We waited four years for Frank’s next act, Blonde, but once it finally arrived we had to stop making “Where is Frank Ocean?” jokes on Twitter, which, honestly, was my only hobby. It was even better than Channel ORANGE.
“Solo” is a tribute to demoralizing loneliness. “Good Guy” is a brief peek into a disappointingly shallow date. “White Ferrari” is about... I honestly have no idea but it sounds good. And “Self Control” is probably in my top five songs of all time, period. If you can listen to that record without crying you’re a sociopath and should be tied to a chair and forced to watch a Days of Our Lives marathon until you've developed the ability to experience real human emotions.
As you’re reading these run-on sentences, you’re probably thinking, “Yeah, Drew, you’re obviously right, but what’s the point here?” Well, here’s where things get awkward.
Frank’s albums hit you right at your core when you’re going through a breakup, but what if you’re not going through a breakup? How the fuck are you supposed to connect with these albums in the way they were intended? Now you can see my dilemma.

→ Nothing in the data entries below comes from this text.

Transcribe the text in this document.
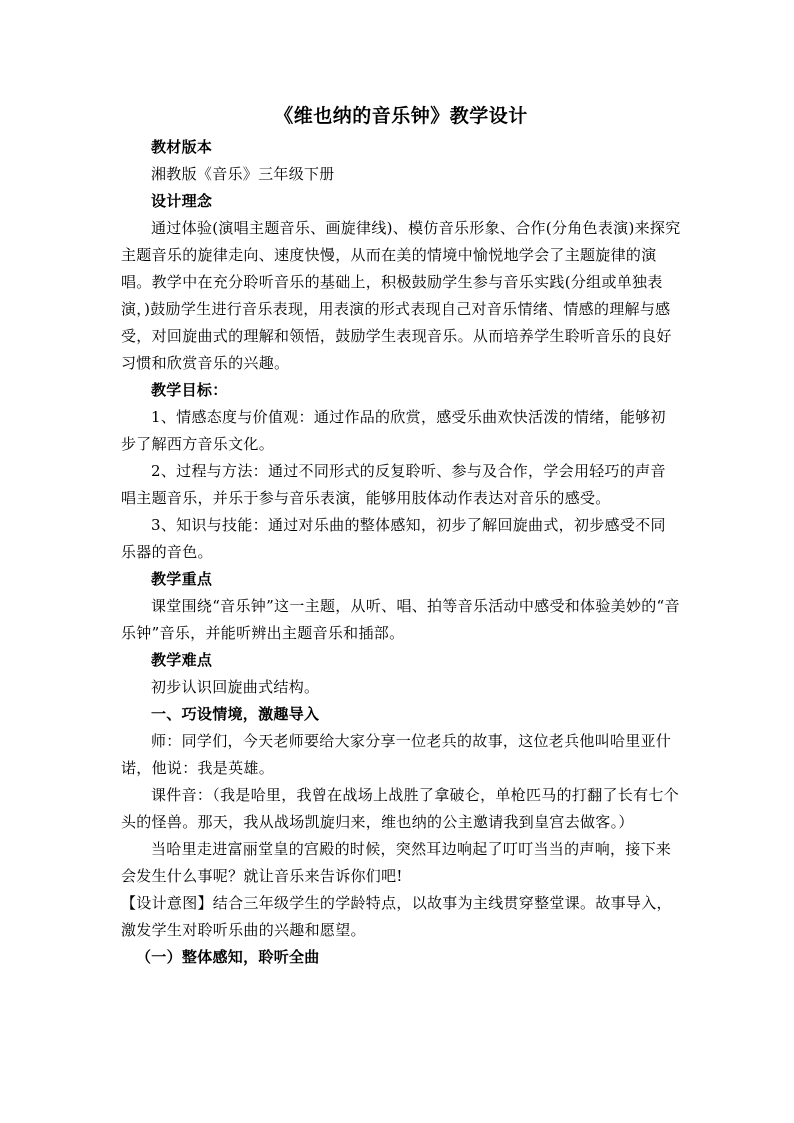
《维也纳的音乐钟》教学设计

教材版本

湘教版《音乐》三年级下册

设计理念

通过体验(演唱主题音乐、画旋律线)、模仿音乐形象、合作(分角色表演)来探究主题音乐的旋律走向、速度快慢，从而在美的情境中愉悦地学会了主题旋律的演唱。教学中在充分聆听音乐的基础上，积极鼓励学生参与音乐实践(分组或单独表演，)鼓励学生进行音乐表现，用表演的形式表现自己对音乐情绪、情感的理解与感受，对回旋曲式的理解和领悟，鼓励学生表现音乐。从而培养学生聆听音乐的良好习惯和欣赏音乐的兴趣。

教学目标：

1、情感态度与价值观：通过作品的欣赏，感受乐曲欢快活泼的情绪，能够初步了解西方音乐文化。

2、过程与方法：通过不同形式的反复聆听、参与及合作，学会用轻巧的声音唱主题音乐，并乐于参与音乐表演，能够用肢体动作表达对音乐的感受。

3、知识与技能：通过对乐曲的整体感知，初步了解回旋曲式，初步感受不同乐器的音色。

教学重点

课堂围绕“音乐钟”这一主题，从听、唱、拍等音乐活动中感受和体验美妙的“音乐钟”音乐，并能听辨出主题音乐和插部。

教学难点

初步认识回旋曲式结构。

一、巧设情境，激趣导入

师：同学们，今天老师要给大家分享一位老兵的故事，这位老兵他叫哈里亚什诺，他说：我是英雄。

课件音：（我是哈里，我曾在战场上战胜了拿破仑，单枪匹马的打翻了长有七个头的怪兽。那天，我从战场凯旋归来，维也纳的公主邀请我到皇宫去做客。）

当哈里走进富丽堂皇的宫殿的时候，突然耳边响起了叮叮当当的声响，接下来会发生什么事呢？就让音乐来告诉你们吧!

【设计意图】结合三年级学生的学龄特点，以故事为主线贯穿整堂课。故事导入，激发学生对聆听乐曲的兴趣和愿望。

（一）整体感知，聆听全曲
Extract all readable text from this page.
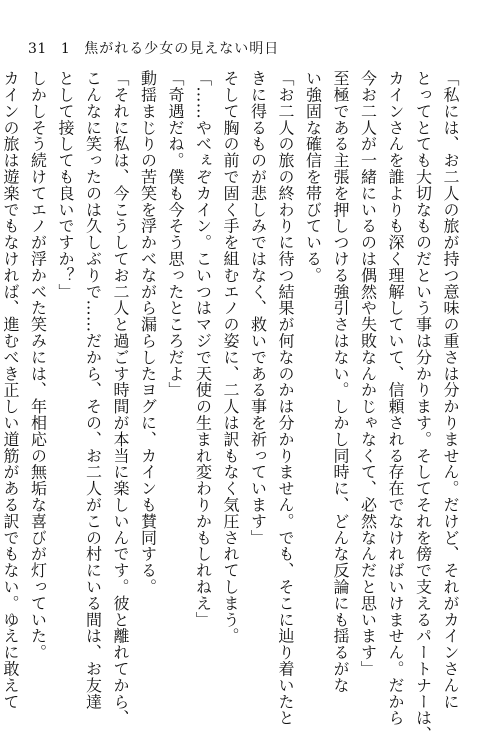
31 1 焦がれる少女の見えない明日
「私には、お二人の旅が持つ意味の重さは分かりません。だけど、それがカインさんに
とってとても大切なものだという事は分かります。そしてそれを傍で支えるパートナーは、
カインさんを誰よりも深く理解していて、信頼される存在でなければいけません。だから
今お二人が一緒にいるのは偶然や失敗なんかじゃなくて、必然なんだと思います」
至極である主張を押しつける強引さはない。しかし同時に、どんな反論にも揺るがな
い強固な確信を帯びている。
「お二人の旅の終わりに待つ結果が何なのかは分かりません。でも、そこに辿り着いたと
きに得るものが悲しみではなく、救いである事を祈っています」
そして胸の前で固く手を組むエノの姿に、二人は訳もなく気圧されてしまう。
「……やべぇぞカイン。こいつはマジで天使の生まれ変わりかもしれねえ」
「奇遇だね。僕も今そう思ったところだよ」
動揺まじりの苦笑を浮かべながら漏らしたヨグに、カインも賛同する。
「それに私は、今こうしてお二人と過ごす時間が本当に楽しいんです。彼と離れてから、
こんなに笑ったのは久しぶりで……だから、その、お二人がこの村にいる間は、お友達
として接しても良いですか？」
しかしそう続けてエノが浮かべた笑みには、年相応の無垢な喜びが灯っていた。
カインの旅は遊楽でもなければ、進むべき正しい道筋がある訳でもない。ゆえに敢えて
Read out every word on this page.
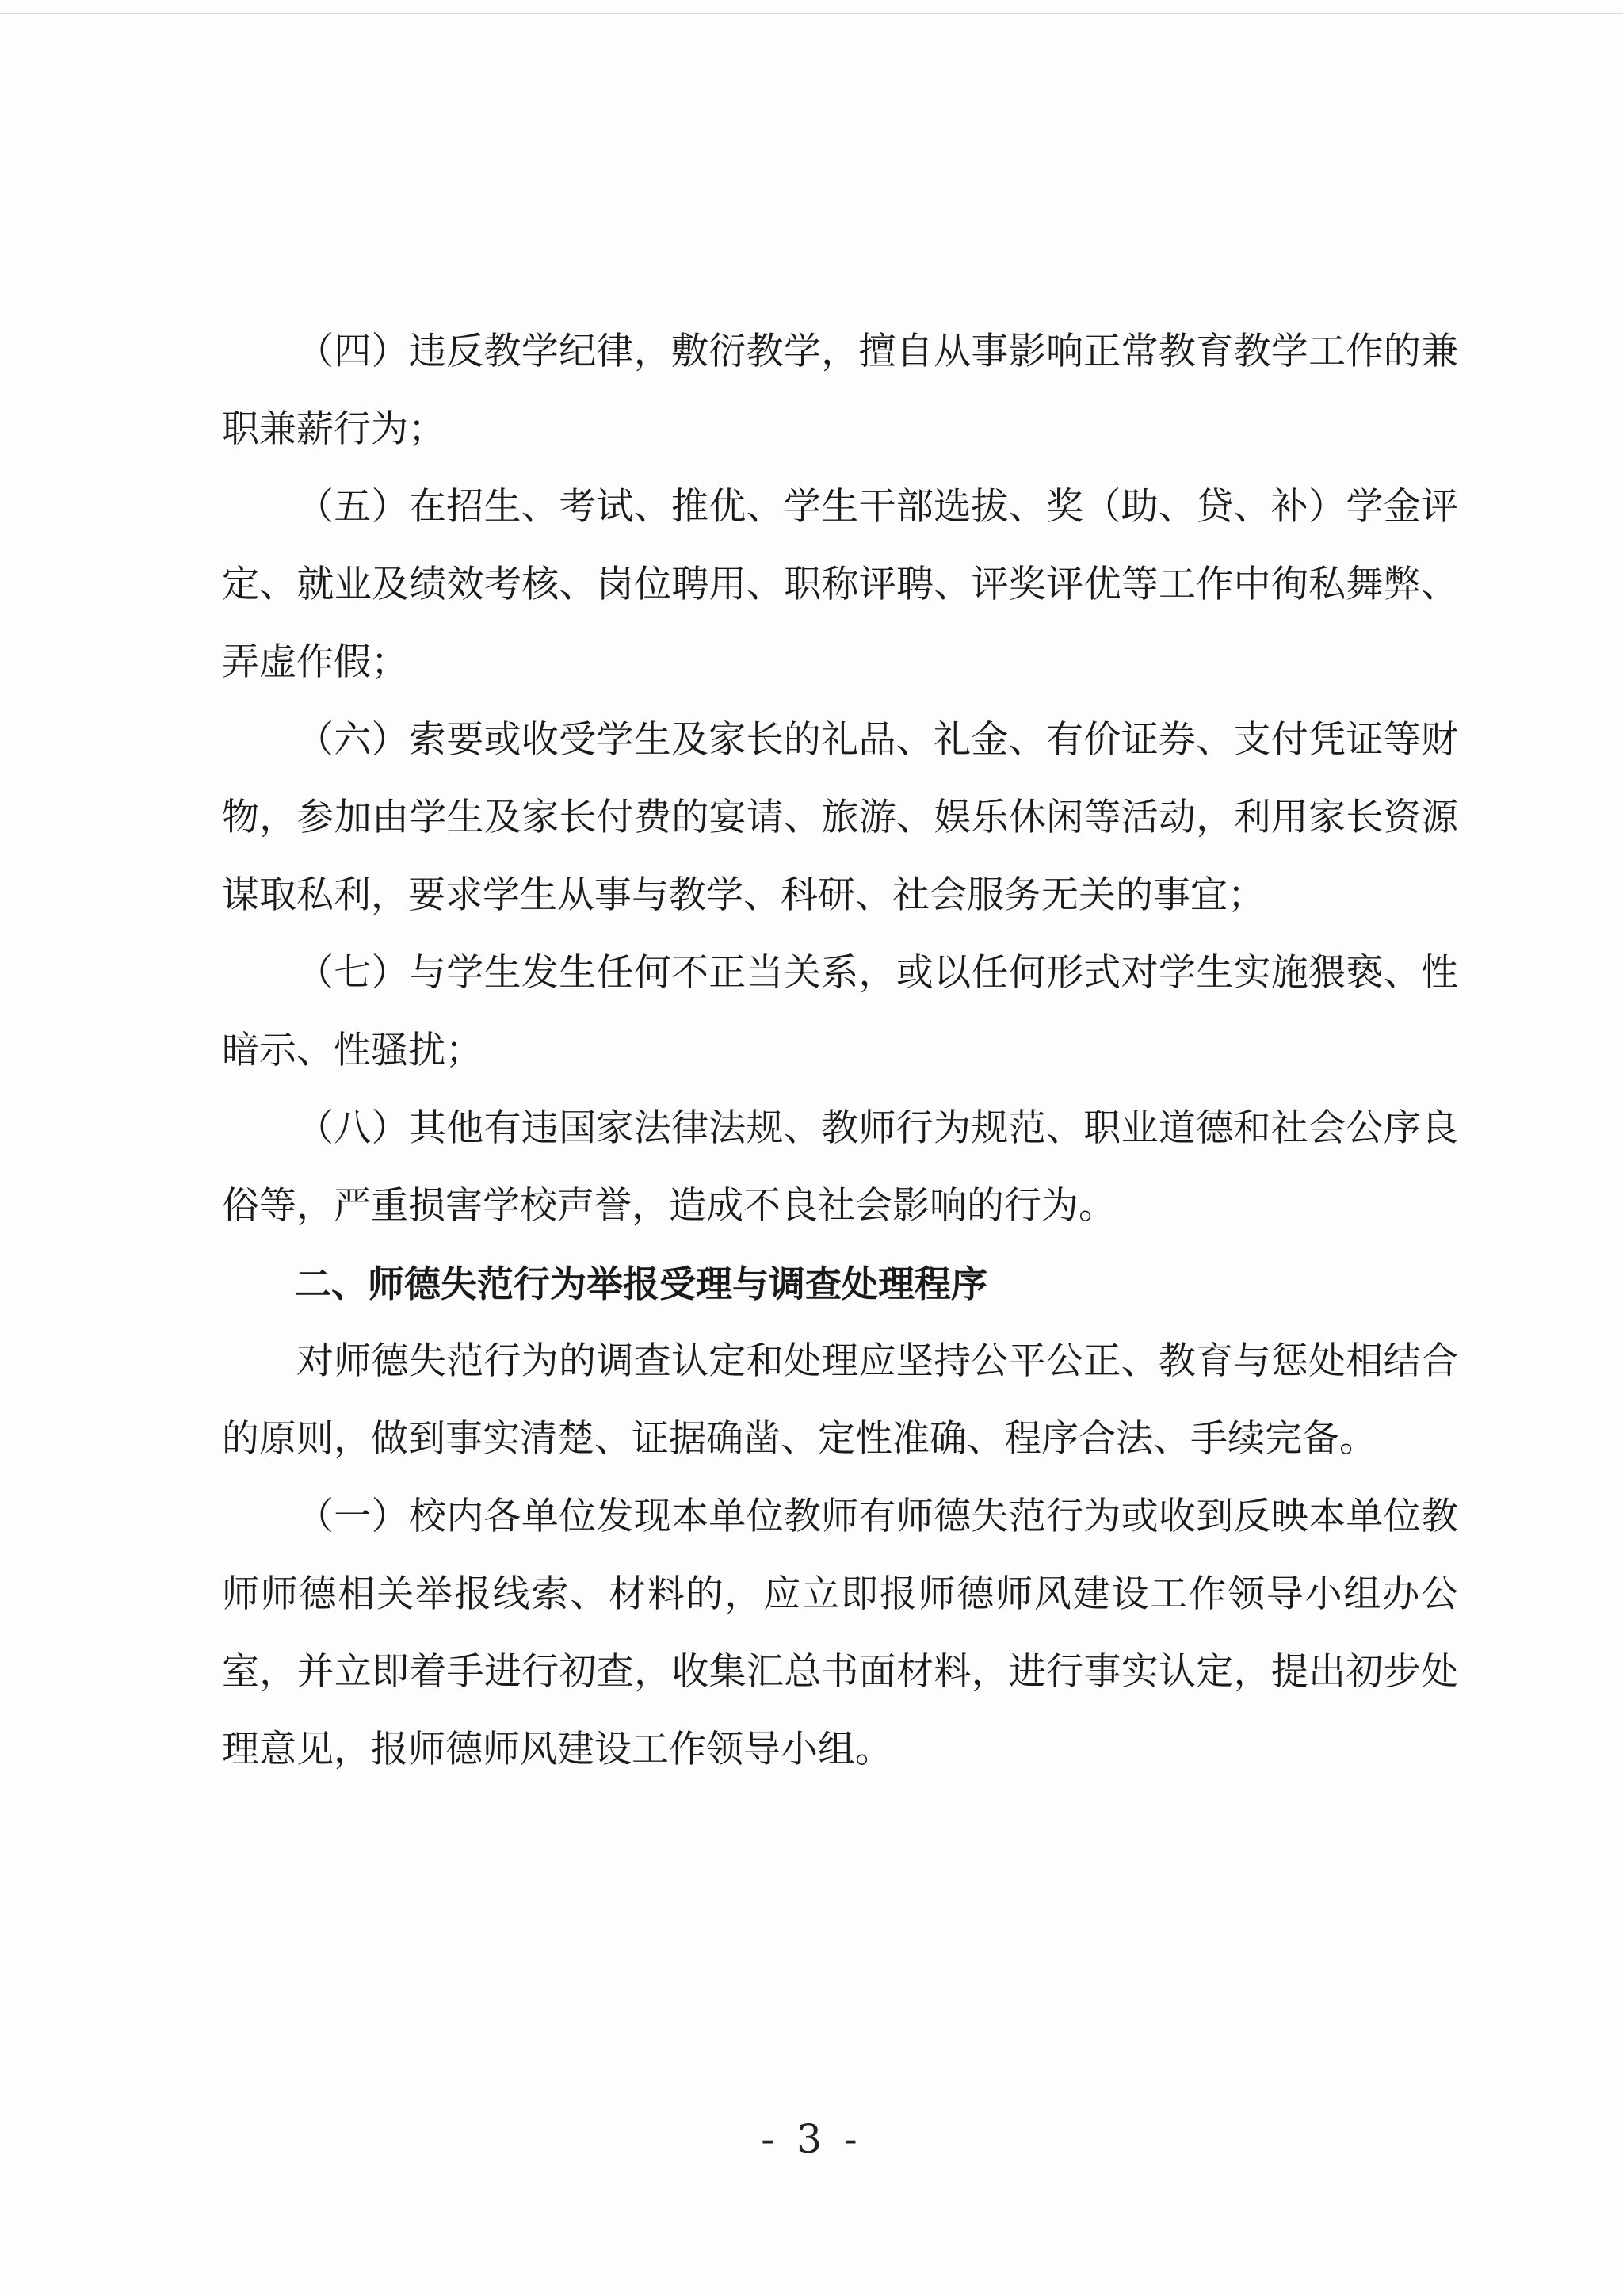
（四）违反教学纪律，敷衍教学，擅自从事影响正常教育教学工作的兼职兼薪行为；

（五）在招生、考试、推优、学生干部选拔、奖（助、贷、补）学金评定、就业及绩效考核、岗位聘用、职称评聘、评奖评优等工作中徇私舞弊、弄虚作假；

（六）索要或收受学生及家长的礼品、礼金、有价证券、支付凭证等财物，参加由学生及家长付费的宴请、旅游、娱乐休闲等活动，利用家长资源谋取私利，要求学生从事与教学、科研、社会服务无关的事宜；

（七）与学生发生任何不正当关系，或以任何形式对学生实施猥亵、性暗示、性骚扰；

（八）其他有违国家法律法规、教师行为规范、职业道德和社会公序良俗等，严重损害学校声誉，造成不良社会影响的行为。

二、师德失范行为举报受理与调查处理程序

对师德失范行为的调查认定和处理应坚持公平公正、教育与惩处相结合的原则，做到事实清楚、证据确凿、定性准确、程序合法、手续完备。

（一）校内各单位发现本单位教师有师德失范行为或收到反映本单位教师师德相关举报线索、材料的，应立即报师德师风建设工作领导小组办公室，并立即着手进行初查，收集汇总书面材料，进行事实认定，提出初步处理意见，报师德师风建设工作领导小组。

- 3 -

In the past, Frank’s albums have helped me power through states of heartbreak. But at the moment, I'm happy, which also makes me miserable because now I can't relate to these albums anymore. I never knew happiness could be so depressing. Life is pretty good for me right now. I feel healthy, emotionally stable, and relaxed. It sucks.
So I'm sending out an open invitation. A desperate request. Someone, please break my heart so I can relate to Frank Ocean albums again.
Date me, make me fall in love with you, and betray me. I’ll pay you.
Sleep with all my friends. Cheat on me with my grandpa. Crash my car and blame me. Own a secret MAGA hat. Surprise me with Louis CK tickets. Take off a wig and reveal that you've secretly been a Sacha Baron Cohen character this whole time. ANYTHING.
Artists drop surprise albums all the time now. What if Frank randomly releases a new project tomorrow and I’m not heartbroken when I hear it for the first time? That’s fucking terrifying. I gotta get my heart crushed just in case. Better safe than sorry, right?
In a nutshell: I’m desperate for heartbreak. I need to listen to "Self Control" again and have it punch my soul the way God intended. I gotta be able to listen to "Thinkin Bout You" and feel depressed.
Help me out, Frank. I’m living a nightmare.
Happiness means not being able to feel Frank Ocean’s music on a gut level. So maybe “happiness” isn't even real happiness after all.